Natural variation in CBF gene sequence, gene expression and freezing tolerance in the Versailles core collection of Arabidopsis thaliana
1 Etude de Polymorphisme des Génomes Végétaux (EPGV), INRA, CNG, 2, rue Gaston Crémieux, 91057 EVRY Cedex, France
2 Station de Génétique et Amélioration des Plantes (SGAP), INRA, Route de Saint Cyr, 78026 Versailles Cedex, France
3 Max-Planck-Institute of Molecular Plant Physiology, Am Mühlenberg 1, D-14476 Potsdam, Germany
4 INRA, UMR 1097 "Diversité et Adaptation des Plantes Cultivées", Domaine de Melgueil, 34130 Mauguio, France
5 UPMC, 4 place Jussieu, 75252 Paris Cedex 05, France
BMC Plant Biology 2008, 8:105 doi:10.1186/1471-2229-8-105Published: 15 October 2008
Plants from temperate regions are able to withstand freezing temperatures due to a process known as cold acclimation, which is a prior exposure to low, but non-freezing temperatures. During acclimation, a large number of genes are induced, bringing about biochemical changes in the plant, thought to be responsible for the subsequent increase in freezing tolerance. Key regulatory proteins in this process are the CBF1, 2 and 3 transcription factors which control the expression of a set of target genes referred to as the "CBF regulon".

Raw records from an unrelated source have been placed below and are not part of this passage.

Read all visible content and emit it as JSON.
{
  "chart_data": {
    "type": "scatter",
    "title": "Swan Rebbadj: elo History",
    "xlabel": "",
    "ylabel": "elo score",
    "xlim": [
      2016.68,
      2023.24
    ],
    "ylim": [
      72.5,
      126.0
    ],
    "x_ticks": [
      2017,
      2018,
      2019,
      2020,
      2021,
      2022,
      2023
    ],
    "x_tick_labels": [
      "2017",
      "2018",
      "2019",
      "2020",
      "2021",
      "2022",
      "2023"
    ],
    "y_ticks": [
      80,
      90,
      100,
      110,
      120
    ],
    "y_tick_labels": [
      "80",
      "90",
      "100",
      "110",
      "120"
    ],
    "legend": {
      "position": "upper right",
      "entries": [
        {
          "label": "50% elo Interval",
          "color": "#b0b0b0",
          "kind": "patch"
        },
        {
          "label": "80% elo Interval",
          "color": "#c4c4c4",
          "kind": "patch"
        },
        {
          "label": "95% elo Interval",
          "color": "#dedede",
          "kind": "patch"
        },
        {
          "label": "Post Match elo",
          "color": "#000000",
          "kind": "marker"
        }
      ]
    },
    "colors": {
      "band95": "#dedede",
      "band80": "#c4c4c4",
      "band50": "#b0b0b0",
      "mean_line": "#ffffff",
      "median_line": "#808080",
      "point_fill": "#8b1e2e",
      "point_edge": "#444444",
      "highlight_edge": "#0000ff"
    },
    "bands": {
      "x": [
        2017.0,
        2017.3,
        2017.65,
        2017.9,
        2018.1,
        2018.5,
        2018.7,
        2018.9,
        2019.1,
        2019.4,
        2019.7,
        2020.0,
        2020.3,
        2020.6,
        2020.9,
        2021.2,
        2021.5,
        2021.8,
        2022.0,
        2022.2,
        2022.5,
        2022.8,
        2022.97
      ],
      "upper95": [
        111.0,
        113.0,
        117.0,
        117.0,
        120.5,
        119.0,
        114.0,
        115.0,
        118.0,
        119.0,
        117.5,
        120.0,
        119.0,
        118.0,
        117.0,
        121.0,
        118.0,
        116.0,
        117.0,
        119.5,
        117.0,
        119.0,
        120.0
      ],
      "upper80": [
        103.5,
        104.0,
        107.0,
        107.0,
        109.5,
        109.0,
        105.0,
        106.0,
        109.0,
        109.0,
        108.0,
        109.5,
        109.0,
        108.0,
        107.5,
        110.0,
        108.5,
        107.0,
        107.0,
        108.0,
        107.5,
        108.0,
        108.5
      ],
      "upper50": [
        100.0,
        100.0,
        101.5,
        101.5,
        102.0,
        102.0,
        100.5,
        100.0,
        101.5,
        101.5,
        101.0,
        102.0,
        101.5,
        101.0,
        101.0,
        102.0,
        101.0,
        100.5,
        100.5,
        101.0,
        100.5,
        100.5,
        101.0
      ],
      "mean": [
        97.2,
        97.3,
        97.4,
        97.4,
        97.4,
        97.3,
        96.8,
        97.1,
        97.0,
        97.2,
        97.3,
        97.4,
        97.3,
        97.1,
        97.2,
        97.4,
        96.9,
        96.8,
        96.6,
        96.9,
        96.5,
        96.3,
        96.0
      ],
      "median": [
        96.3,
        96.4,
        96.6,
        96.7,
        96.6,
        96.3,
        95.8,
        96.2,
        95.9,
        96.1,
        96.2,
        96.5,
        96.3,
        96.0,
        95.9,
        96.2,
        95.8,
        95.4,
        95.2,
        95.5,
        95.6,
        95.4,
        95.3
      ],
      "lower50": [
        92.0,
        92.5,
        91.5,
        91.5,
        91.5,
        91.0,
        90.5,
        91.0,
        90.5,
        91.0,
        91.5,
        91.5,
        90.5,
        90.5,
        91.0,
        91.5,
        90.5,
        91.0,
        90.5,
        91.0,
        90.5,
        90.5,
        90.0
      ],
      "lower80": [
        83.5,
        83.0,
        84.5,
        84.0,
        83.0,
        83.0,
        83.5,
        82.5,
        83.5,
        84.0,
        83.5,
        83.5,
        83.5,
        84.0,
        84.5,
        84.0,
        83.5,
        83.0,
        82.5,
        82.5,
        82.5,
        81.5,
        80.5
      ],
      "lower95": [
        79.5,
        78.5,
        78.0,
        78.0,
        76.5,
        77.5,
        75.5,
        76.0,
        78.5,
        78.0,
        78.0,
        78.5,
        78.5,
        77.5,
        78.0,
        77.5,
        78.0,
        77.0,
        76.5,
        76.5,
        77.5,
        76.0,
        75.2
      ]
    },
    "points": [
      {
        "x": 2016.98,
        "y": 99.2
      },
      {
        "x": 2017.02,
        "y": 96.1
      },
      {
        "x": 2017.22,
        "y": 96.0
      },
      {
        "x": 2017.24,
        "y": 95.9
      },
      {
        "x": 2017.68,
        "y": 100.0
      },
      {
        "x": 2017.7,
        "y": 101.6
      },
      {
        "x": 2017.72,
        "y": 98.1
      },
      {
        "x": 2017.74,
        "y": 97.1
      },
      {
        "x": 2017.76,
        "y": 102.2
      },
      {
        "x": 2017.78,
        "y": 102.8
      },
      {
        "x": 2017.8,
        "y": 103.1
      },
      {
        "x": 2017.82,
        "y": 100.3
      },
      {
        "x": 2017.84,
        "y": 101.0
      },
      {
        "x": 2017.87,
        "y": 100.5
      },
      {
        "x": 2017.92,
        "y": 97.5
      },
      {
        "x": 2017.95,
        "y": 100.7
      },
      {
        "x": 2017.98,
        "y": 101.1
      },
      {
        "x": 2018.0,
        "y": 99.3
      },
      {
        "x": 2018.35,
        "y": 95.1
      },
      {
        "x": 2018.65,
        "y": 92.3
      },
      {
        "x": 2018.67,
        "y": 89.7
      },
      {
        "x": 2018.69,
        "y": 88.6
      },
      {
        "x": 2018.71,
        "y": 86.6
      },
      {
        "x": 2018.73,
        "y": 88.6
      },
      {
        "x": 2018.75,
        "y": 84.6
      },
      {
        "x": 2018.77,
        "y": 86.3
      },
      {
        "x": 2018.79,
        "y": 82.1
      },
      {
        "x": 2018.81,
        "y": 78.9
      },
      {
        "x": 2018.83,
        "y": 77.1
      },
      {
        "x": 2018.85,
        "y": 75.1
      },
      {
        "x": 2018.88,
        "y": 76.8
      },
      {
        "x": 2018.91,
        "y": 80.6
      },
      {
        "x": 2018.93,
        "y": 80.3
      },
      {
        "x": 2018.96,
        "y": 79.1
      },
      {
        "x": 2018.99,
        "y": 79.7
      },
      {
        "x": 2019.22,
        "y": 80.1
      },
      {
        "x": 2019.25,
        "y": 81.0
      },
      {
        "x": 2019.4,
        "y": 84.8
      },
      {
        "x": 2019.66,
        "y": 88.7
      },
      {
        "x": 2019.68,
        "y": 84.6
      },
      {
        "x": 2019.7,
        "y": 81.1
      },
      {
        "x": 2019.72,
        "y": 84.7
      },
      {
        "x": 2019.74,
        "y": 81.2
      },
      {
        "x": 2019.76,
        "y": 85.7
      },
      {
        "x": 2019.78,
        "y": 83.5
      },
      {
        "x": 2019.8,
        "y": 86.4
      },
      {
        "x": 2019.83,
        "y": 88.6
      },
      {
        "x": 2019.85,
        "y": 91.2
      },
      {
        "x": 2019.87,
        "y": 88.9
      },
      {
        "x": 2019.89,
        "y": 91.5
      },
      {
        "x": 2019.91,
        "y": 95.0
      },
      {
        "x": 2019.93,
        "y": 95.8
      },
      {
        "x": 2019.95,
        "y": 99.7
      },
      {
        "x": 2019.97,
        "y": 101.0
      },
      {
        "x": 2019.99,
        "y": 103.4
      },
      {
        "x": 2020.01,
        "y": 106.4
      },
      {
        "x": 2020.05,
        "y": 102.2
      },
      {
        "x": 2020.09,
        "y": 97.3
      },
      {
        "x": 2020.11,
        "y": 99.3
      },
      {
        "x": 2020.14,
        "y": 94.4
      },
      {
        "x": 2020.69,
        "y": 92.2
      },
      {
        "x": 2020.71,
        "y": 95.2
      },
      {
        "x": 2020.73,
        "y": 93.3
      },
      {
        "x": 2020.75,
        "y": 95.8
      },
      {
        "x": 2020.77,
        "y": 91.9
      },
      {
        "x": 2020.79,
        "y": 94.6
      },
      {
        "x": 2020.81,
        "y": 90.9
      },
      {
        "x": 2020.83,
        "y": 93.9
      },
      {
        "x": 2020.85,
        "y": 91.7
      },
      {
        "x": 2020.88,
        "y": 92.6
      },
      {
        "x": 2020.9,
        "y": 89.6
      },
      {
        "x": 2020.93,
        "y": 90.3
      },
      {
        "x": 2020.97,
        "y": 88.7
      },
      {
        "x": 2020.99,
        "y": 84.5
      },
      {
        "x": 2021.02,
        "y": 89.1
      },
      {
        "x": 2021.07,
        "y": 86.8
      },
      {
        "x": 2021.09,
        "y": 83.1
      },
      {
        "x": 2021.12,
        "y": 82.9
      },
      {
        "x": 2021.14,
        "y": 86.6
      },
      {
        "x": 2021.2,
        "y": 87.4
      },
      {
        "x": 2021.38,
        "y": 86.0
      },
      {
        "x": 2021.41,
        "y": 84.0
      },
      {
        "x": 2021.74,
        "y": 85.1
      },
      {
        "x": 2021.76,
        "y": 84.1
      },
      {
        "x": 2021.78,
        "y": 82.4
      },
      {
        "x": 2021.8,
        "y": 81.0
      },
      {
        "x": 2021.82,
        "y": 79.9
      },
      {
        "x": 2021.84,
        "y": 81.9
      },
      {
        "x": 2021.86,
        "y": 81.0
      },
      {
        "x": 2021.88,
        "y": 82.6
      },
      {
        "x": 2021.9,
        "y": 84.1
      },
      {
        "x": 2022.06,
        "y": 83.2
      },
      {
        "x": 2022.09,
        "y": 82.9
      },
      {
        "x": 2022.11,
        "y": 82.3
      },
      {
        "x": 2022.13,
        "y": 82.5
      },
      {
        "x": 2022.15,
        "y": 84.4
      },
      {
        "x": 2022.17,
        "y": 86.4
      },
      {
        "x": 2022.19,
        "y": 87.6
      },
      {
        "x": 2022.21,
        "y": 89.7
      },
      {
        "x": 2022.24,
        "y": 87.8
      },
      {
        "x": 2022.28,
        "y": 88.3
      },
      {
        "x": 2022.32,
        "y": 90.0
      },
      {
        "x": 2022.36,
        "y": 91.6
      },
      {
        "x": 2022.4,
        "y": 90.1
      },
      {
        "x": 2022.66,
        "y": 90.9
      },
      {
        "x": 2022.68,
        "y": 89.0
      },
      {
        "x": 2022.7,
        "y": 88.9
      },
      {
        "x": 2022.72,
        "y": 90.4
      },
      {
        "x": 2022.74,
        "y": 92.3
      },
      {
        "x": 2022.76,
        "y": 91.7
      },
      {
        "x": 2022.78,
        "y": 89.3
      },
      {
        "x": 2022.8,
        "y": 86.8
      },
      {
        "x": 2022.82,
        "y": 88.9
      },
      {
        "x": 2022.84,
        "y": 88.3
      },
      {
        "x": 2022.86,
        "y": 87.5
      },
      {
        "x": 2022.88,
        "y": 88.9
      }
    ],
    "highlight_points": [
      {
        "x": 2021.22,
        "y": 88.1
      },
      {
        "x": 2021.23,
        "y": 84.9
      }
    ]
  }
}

To assess the role of the CBF genes in cold acclimation and freezing tolerance of Arabidopsis thaliana, the CBF genes and their promoters were sequenced in the Versailles core collection, a set of 48 accessions that maximizes the naturally-occurring genetic diversity, as well as in the commonly used accessions Col-0 and WS. Extensive polymorphism was found in all three genes. Freezing tolerance was measured in all accessions to assess the variability in acclimated freezing tolerance. The effect of sequence polymorphism was investigated by evaluating the kinetics of CBF gene expression, as well as that of a subset of the target COR genes, in a set of eight accessions with contrasting freezing tolerance. Our data indicate that CBF genes as well as the selected COR genes are cold induced in all accessions, irrespective of their freezing tolerance. Although we observed different levels of expression in different accessions, CBF or COR gene expression was not closely correlated with freezing tolerance.
Our results indicate that the Versailles core collection contains significant natural variation with respect to freezing tolerance, polymorphism in the CBF genes and CBF and COR gene expression. Although there tends to be more CBF and COR gene expression in tolerant accessions, there are exceptions, reinforcing the idea that a complex network of genes is involved in freezing tolerance and that the CBF genes alone cannot explain all differences in phenotype. Our study also highlights the difficulty in assessing the function of single transcription factors that are members of closely related gene families.